O sol que ainda não brilha igualmente
O Brasil vive uma revolução solar silenciosa. A queda de mais de 80% no custo dos sistemas fotovoltaicos na última década colocou o país entre os cinco maiores mercados solares do mundo, com mais de 27 GW de capacidade instalada em geração distribuída, segundo dados da ANEEL (2025).
Mas, apesar dos números expressivos, o avanço da energia solar nas cidades brasileiras ainda reflete um velho padrão: a desigualdade.
A adoção é alta em condomínios de classe média e em áreas rurais, mas quase inexistente nas periferias urbanas, onde os custos iniciais, a falta de informação e as barreiras regulatórias ainda afastam famílias e pequenos negócios desse movimento.
A transição energética urbana é, portanto, mais que uma questão tecnológica, é um projeto social e de política pública. Se o país quiser construir cidades sustentáveis, resilientes e acessíveis, o sol precisa brilhar igualmente para todos.

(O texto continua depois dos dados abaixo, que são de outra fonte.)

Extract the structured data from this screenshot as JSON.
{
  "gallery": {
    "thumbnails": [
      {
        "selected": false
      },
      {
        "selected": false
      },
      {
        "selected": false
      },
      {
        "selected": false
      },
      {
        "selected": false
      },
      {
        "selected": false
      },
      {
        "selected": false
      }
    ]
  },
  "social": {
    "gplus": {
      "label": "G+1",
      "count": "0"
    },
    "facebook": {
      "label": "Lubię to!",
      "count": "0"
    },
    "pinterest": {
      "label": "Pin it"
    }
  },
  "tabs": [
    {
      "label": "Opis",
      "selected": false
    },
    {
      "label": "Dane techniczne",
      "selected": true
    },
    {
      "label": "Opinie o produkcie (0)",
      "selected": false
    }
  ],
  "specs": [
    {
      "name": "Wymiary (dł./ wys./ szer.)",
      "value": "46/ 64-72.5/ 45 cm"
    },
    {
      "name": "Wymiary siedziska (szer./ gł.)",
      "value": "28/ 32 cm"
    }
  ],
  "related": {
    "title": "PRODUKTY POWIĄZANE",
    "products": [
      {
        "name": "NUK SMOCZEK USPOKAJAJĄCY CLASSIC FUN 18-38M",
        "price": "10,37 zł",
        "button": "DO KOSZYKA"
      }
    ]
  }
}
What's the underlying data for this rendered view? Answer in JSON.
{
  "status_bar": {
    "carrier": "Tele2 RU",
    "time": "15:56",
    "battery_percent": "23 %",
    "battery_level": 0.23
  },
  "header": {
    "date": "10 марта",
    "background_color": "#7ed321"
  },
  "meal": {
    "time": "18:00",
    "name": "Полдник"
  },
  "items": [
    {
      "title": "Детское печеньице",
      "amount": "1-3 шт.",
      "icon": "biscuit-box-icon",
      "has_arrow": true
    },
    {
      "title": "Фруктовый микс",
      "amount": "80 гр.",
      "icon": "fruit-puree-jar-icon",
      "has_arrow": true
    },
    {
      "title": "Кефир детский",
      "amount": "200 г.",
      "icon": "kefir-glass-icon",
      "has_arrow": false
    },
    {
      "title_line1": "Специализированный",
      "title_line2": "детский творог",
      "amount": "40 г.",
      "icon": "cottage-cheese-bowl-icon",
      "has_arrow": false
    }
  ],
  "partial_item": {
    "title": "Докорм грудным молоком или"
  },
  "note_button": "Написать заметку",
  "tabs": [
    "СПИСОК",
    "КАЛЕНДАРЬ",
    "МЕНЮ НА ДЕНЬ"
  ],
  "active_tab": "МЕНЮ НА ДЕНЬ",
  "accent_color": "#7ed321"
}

O avanço da micro e minigeração distribuída
Desde a Resolução Normativa nº 482/2012 da ANEEL, a micro e minigeração distribuída (MMGD) transformou a paisagem energética brasileira. Em pouco mais de uma década, o número de sistemas instalados saltou de menos de mil para mais de 2,3 milhões de unidades consumidoras geradoras (UCs).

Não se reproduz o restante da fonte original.